Desde 1922, año en el que Francesc Maciá funda el Estat Catalá, hasta 2015 en el que Artur Mas proclama el secesionismo, la constante siempre ha sido la misma: la independencia de Cataluña. Una comunidad que no solo incluya lo que ellos llaman la "Cataluña Norte", el Rosellón y la Alta Cerdeña, sino que se extiende por el sur, hasta llegar a Aragón, Baleares y Valencia, en los llamados Países Catalanes.

Ocultan parte de la historia (1472 Juan II obtiene la sumisión de Barcelona); o la borran de su memoria atribuyéndose la propiedad del Rosellón, territorios que pertenecieron, primero a Francia y luego a Aragón y después devueltos de nuevo a Francia (1475) para posibilitar la subida al trono de Isabel la Católica.

Repito que cuando se destruye la historia y se trata de reinventar otra, hasta santa Teresa o Viriato forman parte del elenco catalán.

Ya el rey Carlos V le advertía a su hijo Felipe II la difícil gobernabilidad de portugueses y catalanes. Pero mucho antes, esa misma discordia, constante y molesta como una mosca cojonera, la tuvieron el rey Juan de Aragón y su hijo, el rey Fernando, después Fernando el Católico, con sus vecinos díscolos.

Es obvio que jamás Cataluña fue reino como lo fuera el nuestro de Castilla o de León y simplemente fue un condado adscrito a la corona de Aragón.
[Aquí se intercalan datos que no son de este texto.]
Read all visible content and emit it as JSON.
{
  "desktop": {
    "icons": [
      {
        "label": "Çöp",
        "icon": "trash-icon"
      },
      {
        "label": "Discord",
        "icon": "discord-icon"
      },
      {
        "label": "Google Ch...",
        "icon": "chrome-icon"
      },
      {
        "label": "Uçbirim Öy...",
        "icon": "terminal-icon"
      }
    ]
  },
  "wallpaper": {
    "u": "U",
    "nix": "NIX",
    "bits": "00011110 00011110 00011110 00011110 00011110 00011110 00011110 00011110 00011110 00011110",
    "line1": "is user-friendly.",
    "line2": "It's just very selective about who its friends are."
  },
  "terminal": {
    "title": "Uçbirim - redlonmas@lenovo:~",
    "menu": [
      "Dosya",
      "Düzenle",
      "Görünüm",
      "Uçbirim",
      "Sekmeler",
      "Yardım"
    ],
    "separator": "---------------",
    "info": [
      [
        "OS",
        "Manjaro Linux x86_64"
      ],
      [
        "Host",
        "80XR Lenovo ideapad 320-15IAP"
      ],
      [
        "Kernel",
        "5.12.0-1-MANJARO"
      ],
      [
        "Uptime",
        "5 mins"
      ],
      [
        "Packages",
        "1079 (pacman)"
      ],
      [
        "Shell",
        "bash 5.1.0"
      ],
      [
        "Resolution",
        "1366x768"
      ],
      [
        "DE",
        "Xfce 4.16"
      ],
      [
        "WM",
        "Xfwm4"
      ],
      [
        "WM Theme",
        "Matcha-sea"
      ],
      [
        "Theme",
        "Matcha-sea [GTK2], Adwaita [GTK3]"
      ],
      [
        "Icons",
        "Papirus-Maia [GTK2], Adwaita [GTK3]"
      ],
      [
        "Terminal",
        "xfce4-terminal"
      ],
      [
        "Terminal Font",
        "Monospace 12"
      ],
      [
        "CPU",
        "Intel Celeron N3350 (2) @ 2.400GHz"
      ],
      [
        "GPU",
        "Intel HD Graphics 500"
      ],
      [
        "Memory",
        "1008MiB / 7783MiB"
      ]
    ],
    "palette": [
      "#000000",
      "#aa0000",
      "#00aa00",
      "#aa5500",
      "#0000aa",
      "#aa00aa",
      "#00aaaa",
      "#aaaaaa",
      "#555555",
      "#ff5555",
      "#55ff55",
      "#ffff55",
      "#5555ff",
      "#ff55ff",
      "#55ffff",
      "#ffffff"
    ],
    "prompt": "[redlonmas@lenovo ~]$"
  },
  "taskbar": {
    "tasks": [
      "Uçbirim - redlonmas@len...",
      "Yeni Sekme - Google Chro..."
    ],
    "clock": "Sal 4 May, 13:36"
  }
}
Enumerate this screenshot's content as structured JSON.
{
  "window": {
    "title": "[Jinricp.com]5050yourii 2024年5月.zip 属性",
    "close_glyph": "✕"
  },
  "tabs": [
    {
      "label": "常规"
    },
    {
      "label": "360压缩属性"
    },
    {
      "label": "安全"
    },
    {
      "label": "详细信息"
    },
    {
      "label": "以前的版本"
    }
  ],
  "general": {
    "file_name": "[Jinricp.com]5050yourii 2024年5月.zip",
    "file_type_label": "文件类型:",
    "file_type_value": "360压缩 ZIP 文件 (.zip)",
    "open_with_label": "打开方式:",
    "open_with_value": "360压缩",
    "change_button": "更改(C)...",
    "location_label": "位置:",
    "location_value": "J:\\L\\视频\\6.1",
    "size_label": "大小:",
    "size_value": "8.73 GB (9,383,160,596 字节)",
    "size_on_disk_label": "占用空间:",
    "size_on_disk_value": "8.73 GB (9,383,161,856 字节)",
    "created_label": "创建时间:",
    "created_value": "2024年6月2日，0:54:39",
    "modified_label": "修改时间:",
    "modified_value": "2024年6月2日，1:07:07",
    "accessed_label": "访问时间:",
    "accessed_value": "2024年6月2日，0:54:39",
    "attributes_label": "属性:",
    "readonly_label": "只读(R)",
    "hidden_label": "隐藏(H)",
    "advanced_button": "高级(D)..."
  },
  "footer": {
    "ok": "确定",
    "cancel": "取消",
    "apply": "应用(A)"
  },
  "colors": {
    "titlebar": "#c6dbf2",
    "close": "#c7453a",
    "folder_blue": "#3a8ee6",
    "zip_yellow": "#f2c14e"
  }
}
Esta constante y ya cansina reivindicación es tan sosa y aburrida como el ritmo de la sardana, con sus pasos, que no se sabe uno si se van o si se quedan.
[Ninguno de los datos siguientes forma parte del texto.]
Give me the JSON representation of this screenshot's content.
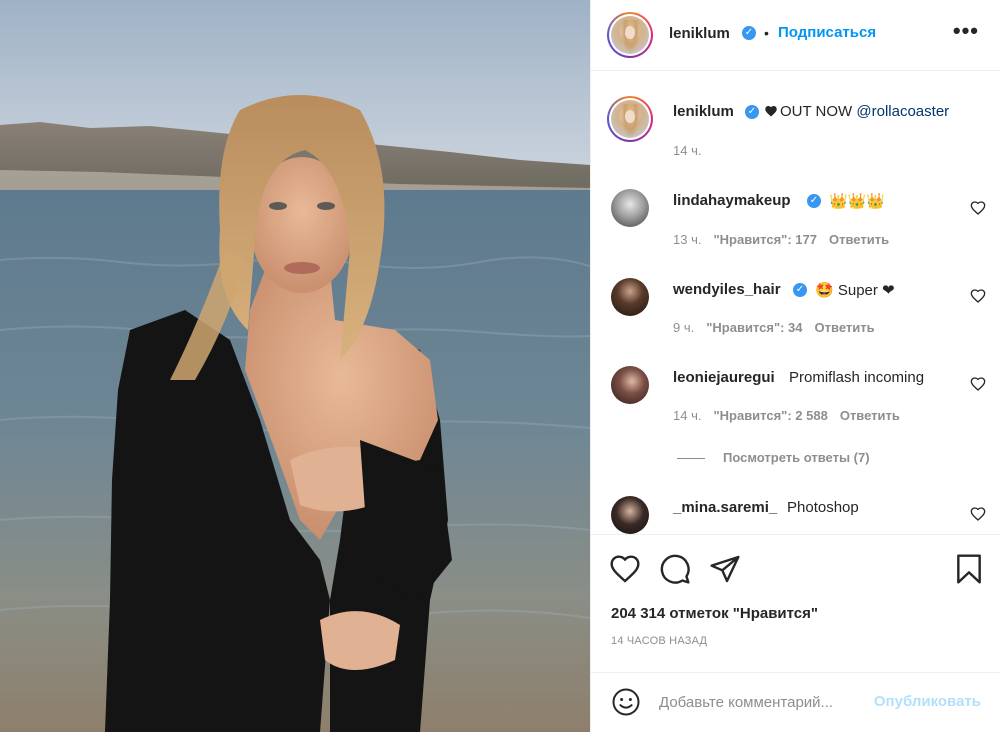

Mejor sería que antes de pedir devolvieran cuanto nos han llevado, mejor dicho, nos han robado.

"Su gran conocimiento sobre escultura le hizo conseguir una importante colección de arte, que en el año 1946 le llevó a crear el Museo Marès, que después donó al Ayuntamiento de Barcelona".

Por supuesto que sabía y mucho de arte y de cómo engañar a los pobres sacerdotes de nuestra comarca que cedieron sus sagrarios, cristos, retablos, cuadros románicos o góticos, por las escasas monedas que este "conocedor del arte" ponía en sus manos para aliviar de goteras la techumbre de sus iglesias.
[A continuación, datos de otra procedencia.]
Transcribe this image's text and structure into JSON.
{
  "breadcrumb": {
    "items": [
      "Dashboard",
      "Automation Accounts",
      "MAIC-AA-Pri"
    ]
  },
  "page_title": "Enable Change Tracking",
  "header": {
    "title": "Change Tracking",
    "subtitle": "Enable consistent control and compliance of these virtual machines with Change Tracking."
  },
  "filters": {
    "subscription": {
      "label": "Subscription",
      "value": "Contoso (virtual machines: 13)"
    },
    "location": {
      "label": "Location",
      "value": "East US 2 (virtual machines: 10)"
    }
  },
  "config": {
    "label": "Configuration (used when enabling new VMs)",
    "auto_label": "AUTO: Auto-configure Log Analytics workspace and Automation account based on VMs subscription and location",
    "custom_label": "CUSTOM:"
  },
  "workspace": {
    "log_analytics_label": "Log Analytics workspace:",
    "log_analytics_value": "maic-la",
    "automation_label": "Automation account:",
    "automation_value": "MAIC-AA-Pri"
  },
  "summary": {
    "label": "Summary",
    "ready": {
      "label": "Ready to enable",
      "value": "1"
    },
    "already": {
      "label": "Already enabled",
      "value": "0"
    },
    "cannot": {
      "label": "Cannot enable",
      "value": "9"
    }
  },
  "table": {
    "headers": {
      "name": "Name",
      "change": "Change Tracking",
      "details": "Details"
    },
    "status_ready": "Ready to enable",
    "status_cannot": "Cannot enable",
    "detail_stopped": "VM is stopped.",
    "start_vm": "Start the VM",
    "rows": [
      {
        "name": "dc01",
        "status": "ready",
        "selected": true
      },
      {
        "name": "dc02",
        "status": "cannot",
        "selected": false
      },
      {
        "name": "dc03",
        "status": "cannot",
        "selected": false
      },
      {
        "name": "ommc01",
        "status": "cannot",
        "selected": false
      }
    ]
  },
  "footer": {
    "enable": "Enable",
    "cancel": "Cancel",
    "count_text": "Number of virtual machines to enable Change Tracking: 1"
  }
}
Y consentimos ser simple comunidad olvidando que Castilla fue la cuna de las Españas, la que se alió en la empresa colectiva de las Navas de Tolosa; la que hiciera posible la Reconquista, la que para bien, más que para mal, alzara al trono a Isabel y Fernando, o la que contribuyera al descubrimiento de América. Y por ello ni hemos pedido recompensas ni nos hemos afligido. Muchas veces nos olvidados de quiénes fuimos y nos conformamos con las migajas que de vez en cuando nos conceden, no para acallarnos, sino, simplemente, porque nos pertenecen.

Aburre, cansa, nos hace bostezar este conflicto que dura y dura y durará porque es un cáncer que corroe, tratando de ser lo que no son. No por eso dejaré de escuchar a mi querida Caballé, Carreras, Pau Casals o a Serrat. O haré de la lado a Josep Pla, Eduardo Mendoza o Manuel Vázquez Montalbán. Si dispongo de ocasión volveré a tomarme un cubata en cualquiera de las terrazas de la plaza Real o escuchar el mejor jazz en el Jamboree.

Claro que cuando me plante bajo el monumento a Colón erigido en la Ciudad Condal me preguntaré: qué coño hacemos los dos aquí. Putos extranjeros.